Lorena Pimentel :: Gummy Bears ::

Fiction

If the South is a state of mind and all we need is a good old penchant for mysteries and a mosaic of everythig we’ve know, the Globl South is my South. I am a writer, editor and translator from South America, trying to mashup a good amount of pop culture references as a personality trait.

Gummy Bears

If you told her they wouldn’t be best friends, her seven-year-old self wouldn’t believe it. Her twelve-year-old self would be dubious, but her seventeen-year-old self was already aware. 

As kids, they used to play detectives. Two tiny Nancy Drews, running around their schoolyard, finding mysteries to solve. One of them with dark hair, so curly it formed a halo around her head her mom so desperately tried to tame. The other perpetually adjusting her glasses and trying not to trip on her school uniform pants, made for the boys, forever being dragged around muddy terrain and stepped on by girls in elementary school too short to fit them properly. Ragged pants before they were cool. 

As teenagers, they felt so much cooler. One of them drawing the faces of everyone she knew, the other memorizing their jokes to seem funnier. The shorter one with black high tops, the taller discovering middle parts. Middle parts weren’t cool, but they matched the nerdy energy of a teen who pretended to like horror movies so that she could seem braver in front of her friends. Black high tops have always been cool, but the girl wearing them wasn’t, since being into anime kind of, sort of, shadowed the fact that she had a refined indie music taste.

As semi adults however, they didn’t speak to each other anymore. One of them was buying groceries for the week, the other pretending she hadn’t seen it. The louder one coming to say hi, the quieter hiding behind the chips aisle, holding a pack of gummy bears, trying not to get found.

As adults, both of them probably listened to anthems from their preteen days. The brunette one preferred Hilary Duff movies, the redhead was a Lindsay Lohan fan. Neither of them let it show, but they always thought of each other when making stovetop popcorn, the only thing their moms would let them make by themselves at sleepovers when they were ten.

As a new college grad, the one with the crooked nose passed the one with the plaid skirt’s sister on the street and learned she was getting married and moving to Europe. She wondered what happened to their brother, the only one she had never seen in five years.

As middle school preteens, their huge presence in each other’s lives was turned into altars in the shape of toothbrushes kept in each other’s bathrooms, tucked into a random drawer until they ate enough candy their moms made them run to the bathroom.

As awkward fifteen year olds, they drank smirnoff ice and pretended to be tipsy to avoid the shame of not being tipsy enough at someone else’s pool party. The bone-y one kept a secret, but she threw any alcohol away when no one was looking. The one with the great eyeliner took a couple of sips, hiding from everyone the shame about being from an alcoholic family.

As fifth graders, they went to a party in the local country club with their mutual friend. They weren’t old enough for the disco part of it, not young enough for festival games. So they climbed on the playground toys ironically, threw themselves around with the seesaw and flew with the swings, unknowingly finding themselves at that first transitional life moment where they can’t enjoy childhood in public anymore. The clumsy one, too grown for her age, felt like she carried the world. The secret jazz dancer felt free for a moment.

At nineteen, the one who loved braids found herself voting for the first time. She crossed the street from the pigtail-enthusiast former friend to the polling station, less than ten yards away from the place they first met in preschool.

At fourteen, the one with the black dress had her first kiss with a boy whose name she won’t remember ever again. At seventeen, the one who loved violets got into her first romantic relationship with someone both of them kinda knew.

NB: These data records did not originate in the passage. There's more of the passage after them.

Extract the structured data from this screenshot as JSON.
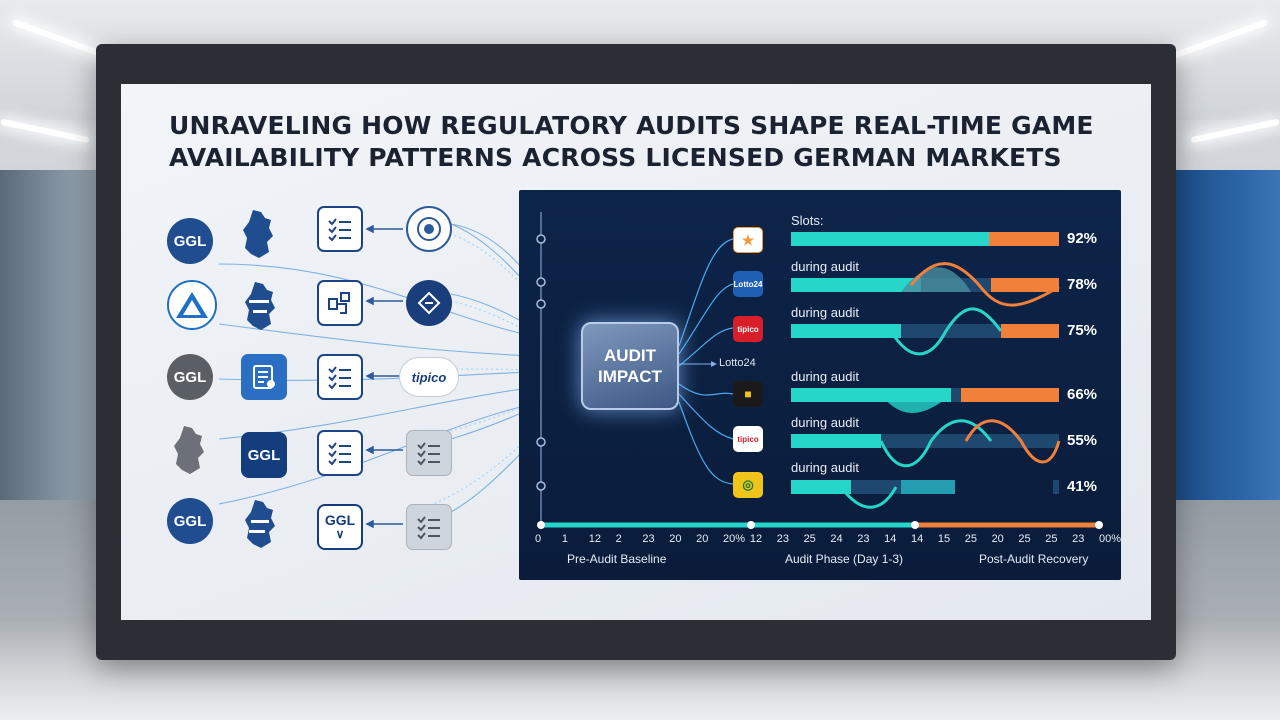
{
  "title_lines": [
    "UNRAVELING HOW REGULATORY AUDITS SHAPE REAL-TIME GAME",
    "AVAILABILITY PATTERNS ACROSS LICENSED GERMAN MARKETS"
  ],
  "left_grid": {
    "ggl_text": "GGL",
    "tipico_text": "tipico"
  },
  "center": {
    "label_line1": "AUDIT",
    "label_line2": "IMPACT",
    "lotto_label": "Lotto24"
  },
  "rows": [
    {
      "label": "Slots:",
      "pct": "92%",
      "logo_text": "",
      "logo_color": "#f29a38"
    },
    {
      "label": "during audit",
      "pct": "78%",
      "logo_text": "Lotto24",
      "logo_color": "#1f5fb4"
    },
    {
      "label": "during audit",
      "pct": "75%",
      "logo_text": "tipico",
      "logo_color": "#d81e2a"
    },
    {
      "label": "during audit",
      "pct": "66%",
      "logo_text": "",
      "logo_color": "#1a1a1a"
    },
    {
      "label": "during audit",
      "pct": "55%",
      "logo_text": "tipico",
      "logo_color": "#d81e2a"
    },
    {
      "label": "during audit",
      "pct": "41%",
      "logo_text": "",
      "logo_color": "#f0c419"
    }
  ],
  "timeline": {
    "ticks": [
      "0",
      "1",
      "12",
      "2",
      "23",
      "20",
      "20",
      "20%",
      "12",
      "23",
      "25",
      "24",
      "23",
      "14",
      "14",
      "15",
      "25",
      "20",
      "25",
      "25",
      "23",
      "00%"
    ],
    "phases": [
      "Pre-Audit Baseline",
      "Audit Phase (Day 1-3)",
      "Post-Audit Recovery"
    ]
  },
  "colors": {
    "teal": "#25d6c9",
    "orange": "#f0803a",
    "panel_bg": "#0d2449",
    "brand_blue": "#1f4d8f"
  }
}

At six, they went to the pool together and it was the last time they shared clothing sizes. The one who had the pretty hot pink swimsuit lent the matching top to her friends that was obsessed with sunglasses from an early age.

At twelve, they went to summer camp, the one who was the eldest daughter letting herself be herself for the first time without the weight, the one who was the youngest daughter finding emptiness in being on her own.

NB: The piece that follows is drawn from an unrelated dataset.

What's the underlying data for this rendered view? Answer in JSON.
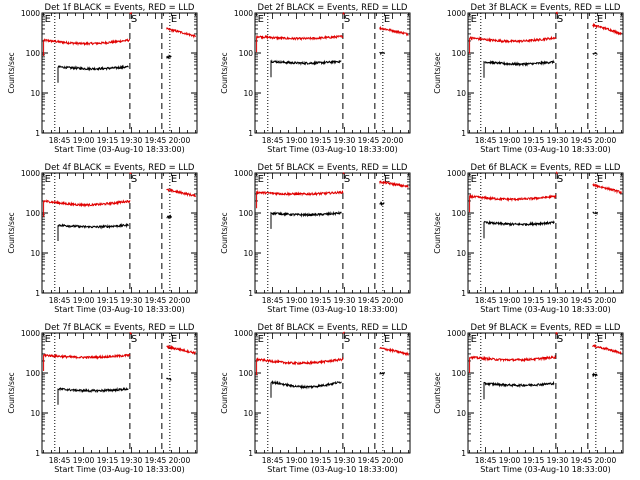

At sixteen, they danced to pop songs in each other’s garage, but neither of them dared to dance too much in front of others at parties. The stylish one always attracting attention with her wit, the awkward one blending into the wall.

At nine, they played truth or dare with kids in the following grade. The old soul pretended she was cool with no effect, the innocent one was actually a master in playing it cool.

At thirteen, they tried to be protagonists of their own teenage drama, the scenery less appealing than the ones on TV. The one with bangs always played the main character, the sidekick however getting all the good lines.

At eighteen, they hugged for the last time.